My body as a runner.

My body as a runner.

I decided to run cross country the summer before my freshman year. Before this I would have never considered myself a runner. I signed up for cross country because I wanted to do something different and my other schools I had attended didn’t have a cross country team. So the summer before freshman year I trained a lot because I knew that if I was going to make it through cross country season I was going to have to be able to run more than a mile without stopping to catch my breath, which is what I normally would end up doing while running. At first I hated running. I dreaded having to get up and run on a hot summer day but I noticed that it began to get easier and I found myself able to clear my mind when I went for a run. As running became easier to me I was able to start increasing my mileage.
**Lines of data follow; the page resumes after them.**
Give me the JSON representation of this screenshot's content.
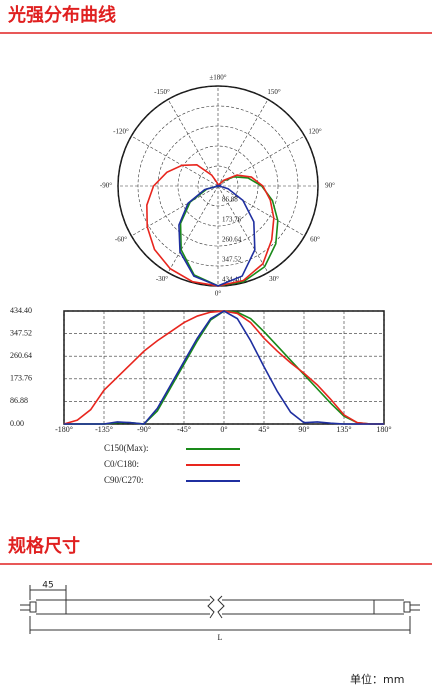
{
  "page": {
    "sections": [
      "光强分布曲线",
      "规格尺寸"
    ],
    "drawing": {
      "dimension": "45",
      "length": "L",
      "unit": "单位：mm"
    }
  },
  "chart_data": [
    {
      "type": "polar",
      "theta": [
        -180,
        -165,
        -150,
        -135,
        -120,
        -105,
        -90,
        -75,
        -60,
        -45,
        -30,
        -15,
        0,
        15,
        30,
        45,
        60,
        75,
        90,
        105,
        120,
        135,
        150,
        165,
        180
      ],
      "rlim": [
        0,
        434.4
      ],
      "rticks": [
        {
          "value": 86.88,
          "label": "86.88"
        },
        {
          "value": 173.76,
          "label": "173.76"
        },
        {
          "value": 260.64,
          "label": "260.64"
        },
        {
          "value": 347.52,
          "label": "347.52"
        },
        {
          "value": 434.4,
          "label": "434.40"
        }
      ],
      "angle_ticks": [
        {
          "value": 180,
          "label": "±180°"
        },
        {
          "value": -150,
          "label": "-150°"
        },
        {
          "value": -120,
          "label": "-120°"
        },
        {
          "value": -90,
          "label": "-90°"
        },
        {
          "value": -60,
          "label": "-60°"
        },
        {
          "value": -30,
          "label": "-30°"
        },
        {
          "value": 0,
          "label": "0°"
        },
        {
          "value": 30,
          "label": "30°"
        },
        {
          "value": 60,
          "label": "60°"
        },
        {
          "value": 90,
          "label": "90°"
        },
        {
          "value": 120,
          "label": "120°"
        },
        {
          "value": 150,
          "label": "150°"
        }
      ],
      "grid": true,
      "series": [
        {
          "name": "C150(Max):",
          "color": "#1a8a1a",
          "values": [
            0,
            0,
            0,
            0,
            5,
            5,
            0,
            50,
            140,
            230,
            320,
            400,
            434,
            430,
            405,
            355,
            300,
            245,
            190,
            135,
            80,
            30,
            5,
            0,
            0
          ]
        },
        {
          "name": "C0/C180:",
          "color": "#e8261e",
          "values": [
            0,
            15,
            55,
            130,
            180,
            230,
            280,
            320,
            355,
            390,
            415,
            430,
            434,
            425,
            390,
            330,
            280,
            235,
            195,
            150,
            95,
            35,
            5,
            0,
            0
          ]
        },
        {
          "name": "C90/C270:",
          "color": "#1f2fa0",
          "values": [
            0,
            0,
            0,
            0,
            8,
            5,
            0,
            60,
            150,
            240,
            330,
            405,
            434,
            405,
            320,
            220,
            125,
            45,
            5,
            8,
            3,
            0,
            0,
            0,
            0
          ]
        }
      ]
    },
    {
      "type": "line",
      "x": [
        -180,
        -165,
        -150,
        -135,
        -120,
        -105,
        -90,
        -75,
        -60,
        -45,
        -30,
        -15,
        0,
        15,
        30,
        45,
        60,
        75,
        90,
        105,
        120,
        135,
        150,
        165,
        180
      ],
      "xlim": [
        -180,
        180
      ],
      "xticks": [
        {
          "value": -180,
          "label": "-180°"
        },
        {
          "value": -135,
          "label": "-135°"
        },
        {
          "value": -90,
          "label": "-90°"
        },
        {
          "value": -45,
          "label": "-45°"
        },
        {
          "value": 0,
          "label": "0°"
        },
        {
          "value": 45,
          "label": "45°"
        },
        {
          "value": 90,
          "label": "90°"
        },
        {
          "value": 135,
          "label": "135°"
        },
        {
          "value": 180,
          "label": "180°"
        }
      ],
      "ylim": [
        0,
        434.4
      ],
      "yticks": [
        {
          "value": 0,
          "label": "0.00"
        },
        86.88,
        173.76,
        260.64,
        347.52,
        {
          "value": 434.4,
          "label": "434.40"
        }
      ],
      "grid": true,
      "series": [
        {
          "name": "C150(Max):",
          "color": "#1a8a1a",
          "values": [
            0,
            0,
            0,
            0,
            5,
            5,
            0,
            50,
            140,
            230,
            320,
            400,
            434,
            430,
            405,
            355,
            300,
            245,
            190,
            135,
            80,
            30,
            5,
            0,
            0
          ]
        },
        {
          "name": "C0/C180:",
          "color": "#e8261e",
          "values": [
            0,
            15,
            55,
            130,
            180,
            230,
            280,
            320,
            355,
            390,
            415,
            430,
            434,
            425,
            390,
            330,
            280,
            235,
            195,
            150,
            95,
            35,
            5,
            0,
            0
          ]
        },
        {
          "name": "C90/C270:",
          "color": "#1f2fa0",
          "values": [
            0,
            0,
            0,
            0,
            8,
            5,
            0,
            60,
            150,
            240,
            330,
            405,
            434,
            405,
            320,
            220,
            125,
            45,
            5,
            8,
            3,
            0,
            0,
            0,
            0
          ]
        }
      ]
    }
  ]
}
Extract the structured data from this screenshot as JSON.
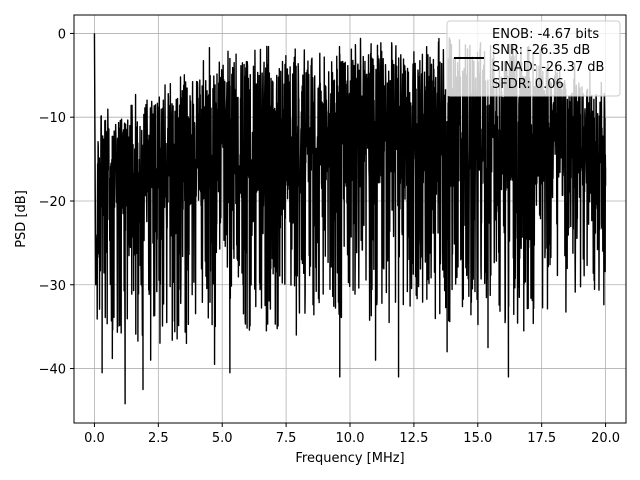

Like I said before this I was not a runner, so I began to loose a lot of weight from all the running. My family started to get very worried and they thought that I was starving myself and that I had an eating disorder. Which was not the case at all. In fact I was eating more than what I used to eat because running made me hungrier. I love running and I am so passionate about it and the way I feel afterwards but my family has never understood my love for running. They always thought I did it to loose weight and look skinny. I can not help the way my body has transformed over the years because of cross country. My body will probably not ever be the same way it was before I started running but that is because I had never ran a day in my life before. If I didn’t run I probably would be heavier and I wouldn’t be as thin as I am now but I am proud of the way I am. I may not have the curvy figure you see on magazines but I do have my figure. I look like skin and bones sometimes but I know I am strong and running allows me to feel strong and that is what I love.